Beitrag von Dachstein »

Ski Ausserfern, die Freaktour: Lermoos, Ehrwald, Biberwier. Drei Mann in einem Auto, drei Skigebiete an einem Tag ;)

Nun, die letzte Prüfung ist vorbei, und sogar mit sehr Gut abgeschlossen, jetzt kommt die Zeit, wo man sich massiv ums Hobby kümmern kann. Nachdem ich mich eigentlich entschlossen habe, nach Serfaus zu fahren, kam mir dann doch noch etwas dazwischen. Ein befreundetes Ehepaar, auch passionierte Skifahrer, riefen mich an, ob ich nicht ins Ausserfern mitkommen wolle.

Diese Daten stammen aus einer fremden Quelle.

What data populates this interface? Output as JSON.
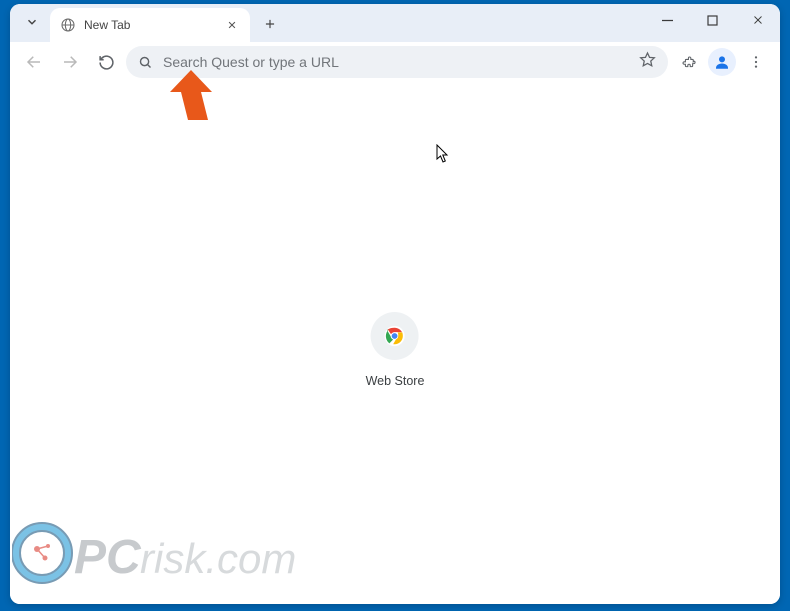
{
  "window": {
    "tab_title": "New Tab"
  },
  "omnibox": {
    "placeholder": "Search Quest or type a URL",
    "value": ""
  },
  "shortcut": {
    "label": "Web Store"
  },
  "watermark": {
    "text": "PCrisk.com"
  },
  "colors": {
    "desktop_bg": "#0066b3",
    "tabstrip_bg": "#e8eef7",
    "omnibox_bg": "#eef1f5",
    "annotation_arrow": "#e8581a"
  }
}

Da ich öffentlich dort kaum hinkomme (die Fahrzeiten sind länger als die Skifahrzeit), habe ich natürlich sofort zugesagt. Dort oben war ich schließlich noch nie und die Zugspitze kenne ich auch nur von Fotos aus dem Forum. Höchste Zeit also, dieses Wissensmanko auszubügeln.

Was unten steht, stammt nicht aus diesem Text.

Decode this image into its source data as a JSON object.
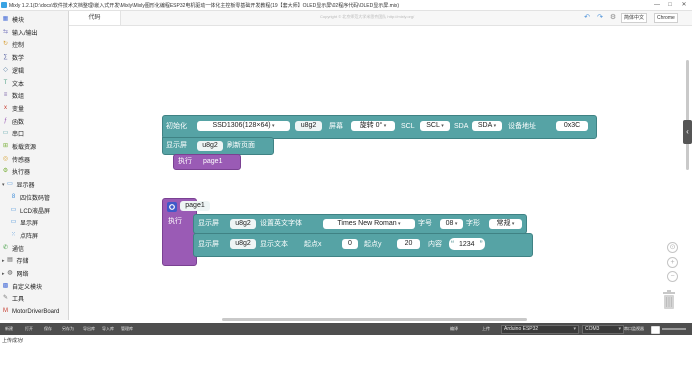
{
  "window": {
    "title": "Mixly 1.2.1(D:\\docs\\软件技术文档整理\\嵌入式开发\\Mixly\\Mixly图形化编程ESP32电机驱动一体化主控板零基础开发教程(19【套大师】OLED显示屏\\02程序代码\\OLED显示屏.mix)",
    "min": "—",
    "max": "□",
    "close": "✕"
  },
  "sidebar": {
    "items": [
      {
        "label": "模块",
        "icon": "blocks-icon",
        "color": "#4a6fd8"
      },
      {
        "label": "输入/输出",
        "icon": "io-icon",
        "color": "#7b7bbf"
      },
      {
        "label": "控制",
        "icon": "control-icon",
        "color": "#d79c2f"
      },
      {
        "label": "数学",
        "icon": "math-icon",
        "color": "#5b67a5"
      },
      {
        "label": "逻辑",
        "icon": "logic-icon",
        "color": "#5b80a5"
      },
      {
        "label": "文本",
        "icon": "text-icon",
        "color": "#5ba58c"
      },
      {
        "label": "数组",
        "icon": "array-icon",
        "color": "#745ba5"
      },
      {
        "label": "变量",
        "icon": "variable-icon",
        "color": "#c6392b"
      },
      {
        "label": "函数",
        "icon": "function-icon",
        "color": "#9a5bb5"
      },
      {
        "label": "串口",
        "icon": "serial-icon",
        "color": "#56a3a5"
      },
      {
        "label": "板载资源",
        "icon": "board-icon",
        "color": "#7ab03c"
      },
      {
        "label": "传感器",
        "icon": "sensor-icon",
        "color": "#d7a43a"
      },
      {
        "label": "执行器",
        "icon": "actuator-icon",
        "color": "#7ab03c"
      },
      {
        "label": "显示器",
        "icon": "display-icon",
        "color": "#3d8bd8"
      },
      {
        "label": "四位数码管",
        "icon": "segment-icon",
        "color": "#3d8bd8"
      },
      {
        "label": "LCD液晶屏",
        "icon": "lcd-icon",
        "color": "#3d8bd8"
      },
      {
        "label": "显示屏",
        "icon": "screen-icon",
        "color": "#3d8bd8"
      },
      {
        "label": "点阵屏",
        "icon": "matrix-icon",
        "color": "#3d8bd8"
      },
      {
        "label": "通信",
        "icon": "comm-icon",
        "color": "#3d9c3d"
      },
      {
        "label": "存储",
        "icon": "storage-icon",
        "color": "#555555"
      },
      {
        "label": "网络",
        "icon": "network-icon",
        "color": "#555555"
      },
      {
        "label": "自定义模块",
        "icon": "custom-icon",
        "color": "#4a6fd8"
      },
      {
        "label": "工具",
        "icon": "tools-icon",
        "color": "#777777"
      },
      {
        "label": "MotorDriverBoard",
        "icon": "motor-icon",
        "color": "#c6392b"
      }
    ]
  },
  "topbar": {
    "code_tab": "代码",
    "language": "简体中文",
    "theme": "Chrome"
  },
  "workspace": {
    "copyright": "Copyright © 北京师范大学米思齐团队 http://mixly.org/",
    "init_block": {
      "init_label": "初始化",
      "model": "SSD1306(128×64)",
      "var": "u8g2",
      "screen_label": "屏幕",
      "rotate": "旋转 0°",
      "scl_label": "SCL",
      "scl": "SCL",
      "sda_label": "SDA",
      "sda": "SDA",
      "addr_label": "设备地址",
      "addr": "0x3C"
    },
    "refresh_block": {
      "prefix": "显示屏",
      "var": "u8g2",
      "label": "刷新页面"
    },
    "exec_label": "执行",
    "exec_func": "page1",
    "func_block": {
      "name": "page1",
      "exec": "执行"
    },
    "font_block": {
      "prefix": "显示屏",
      "var": "u8g2",
      "label": "设置英文字体",
      "font": "Times New Roman",
      "size_label": "字号",
      "size": "08",
      "style_label": "字形",
      "style": "常规"
    },
    "text_block": {
      "prefix": "显示屏",
      "var": "u8g2",
      "label": "显示文本",
      "x_label": "起点x",
      "x": "0",
      "y_label": "起点y",
      "y": "20",
      "content_label": "内容",
      "content": "1234"
    }
  },
  "bottombar": {
    "buttons": [
      "新建",
      "打开",
      "保存",
      "另存为",
      "导出库",
      "导入库",
      "管理库"
    ],
    "compile": "编译",
    "upload": "上传",
    "board": "Arduino ESP32",
    "port": "COM3",
    "serial_monitor": "串口监视器"
  },
  "output": {
    "message": "上传成功!"
  }
}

Aber jetzt mal ganz der Reihe nach. Treffpunkt war um 8 Uhr angesetzt, schließlich wollen wir auch den ganzen Tag ausnützen. Punkt viertel nach Sieben fiept auch brav der Wecker, der mich so jäh aus meinen Träumen reißt. Ich tappe 3 Mal nach dem Wecker, bis ich es schaffe, ihn abzustellen. Danach geht es Richtung Bad, wo ein Blick in den Spiegel möglichst vermieden wird. Ich will mich ja nicht demotivieren. Nach einer kalten Dusche bin ich endlich munter, immerhin weis ich noch, was ich gestern gemacht habe.

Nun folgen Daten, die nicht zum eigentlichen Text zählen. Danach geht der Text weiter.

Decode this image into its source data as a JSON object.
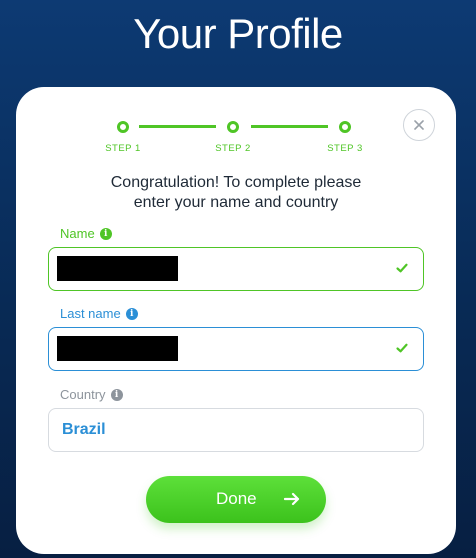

Warum es mir so mies geht? Ganz einfach. Ich war am Tag davor auch Skifahren, und dann hatte ein Freund noch Geburtstag.... Trotz des Vorsatzes, nicht in den Spiegel zu blicken, passiert es mir trotzdem, mein einziger Gedanke, zu der Visage, die mir entgegen blickt: die Nacht war viel zu kurz.
Um 8 Uhr ist es so weit, ich stehe, immer noch müde, am vereinbarten Treffpunkt. Ich muss aufpassen, dass ich nicht einschlafe. Vielleicht hätte ich mir den Kaffee, den ich mir noch in der Wohnung gebraut habe, nicht trinken, sondern intravenös geben sollen. Doch jetzt Schluss mit den Gedanken, die Fahrgelegenheit ist eingetroffen. Rauf mit den Ski auf den Dachträger, rein ins Auto, und ab geht die Partie. Schön langsam werde ich munter, wirkt der Kaffee doch?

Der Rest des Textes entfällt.